FAMU agribusiness student places second in national research competition

Kendall Strickland, a senior agribusiness major at FAMU recently placed second on a research project presented at the 30th Annual Minorities in Agriculture, Natural Resources, and Related Sciences (MANRRS) Career Fair and Training Conference held in Houston.

Strickland received national recognition in the poster category of the competition for a project titled “The Economic Value of Palm Trees in Hotel Landscaping.”

The primary focus of the research is to determine the value of palm trees at hotels in areas such as Aruba. Since visitors travel to places like Aruba for its tropical environment, Strickland’s study addresses whether a low amount of palm trees could ultimately mean fewer visitors for hotels.

Inspired by his service as president of the FAMU student chapter of MANRRS, Strickland said receiving the award was rewarding for him. He also received recognition for the project during a recent College of Agriculture and Food Sciences (CAFS) Research Forum at FAMU that featured national leaders in agriculture.

“It’s really an honor,” said Strickland. “It’s given me more confidence in my work as an agribusiness student.

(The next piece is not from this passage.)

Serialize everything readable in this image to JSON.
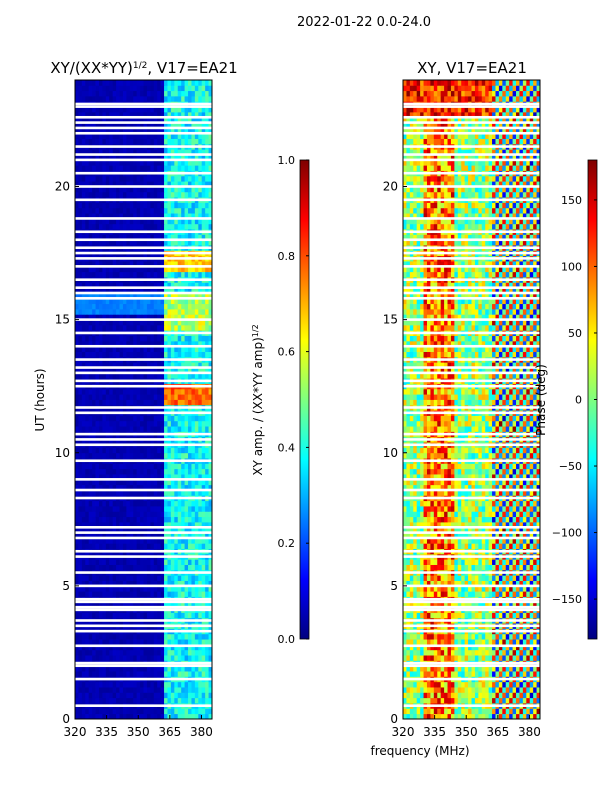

I was able to work hard on my research because my heart is in agriculture.”

In addition to his role as a student leader, Strickland is also a full scholarship recipient of the U.S. Department of Agriculture’s 1890 National Scholars Program. Strickland will complete a two and a half year employment stint at the Department upon graduation.

Commenting on Strickland’s accomplishments, FAMU President Elmira Mangum said, “Kendall’s recognition helps to amplify the quality of our students at FAMU and the type of groundbreaking research that is happening every day at the University.”

CAFS Dean Robert Taylor echoed Mangum’s sentiments.

“Kendall is one of our best students. We are very proud of him,” he said.

MANRRS is a non-profit organization that promotes agricultural sciences and related fields among minorities.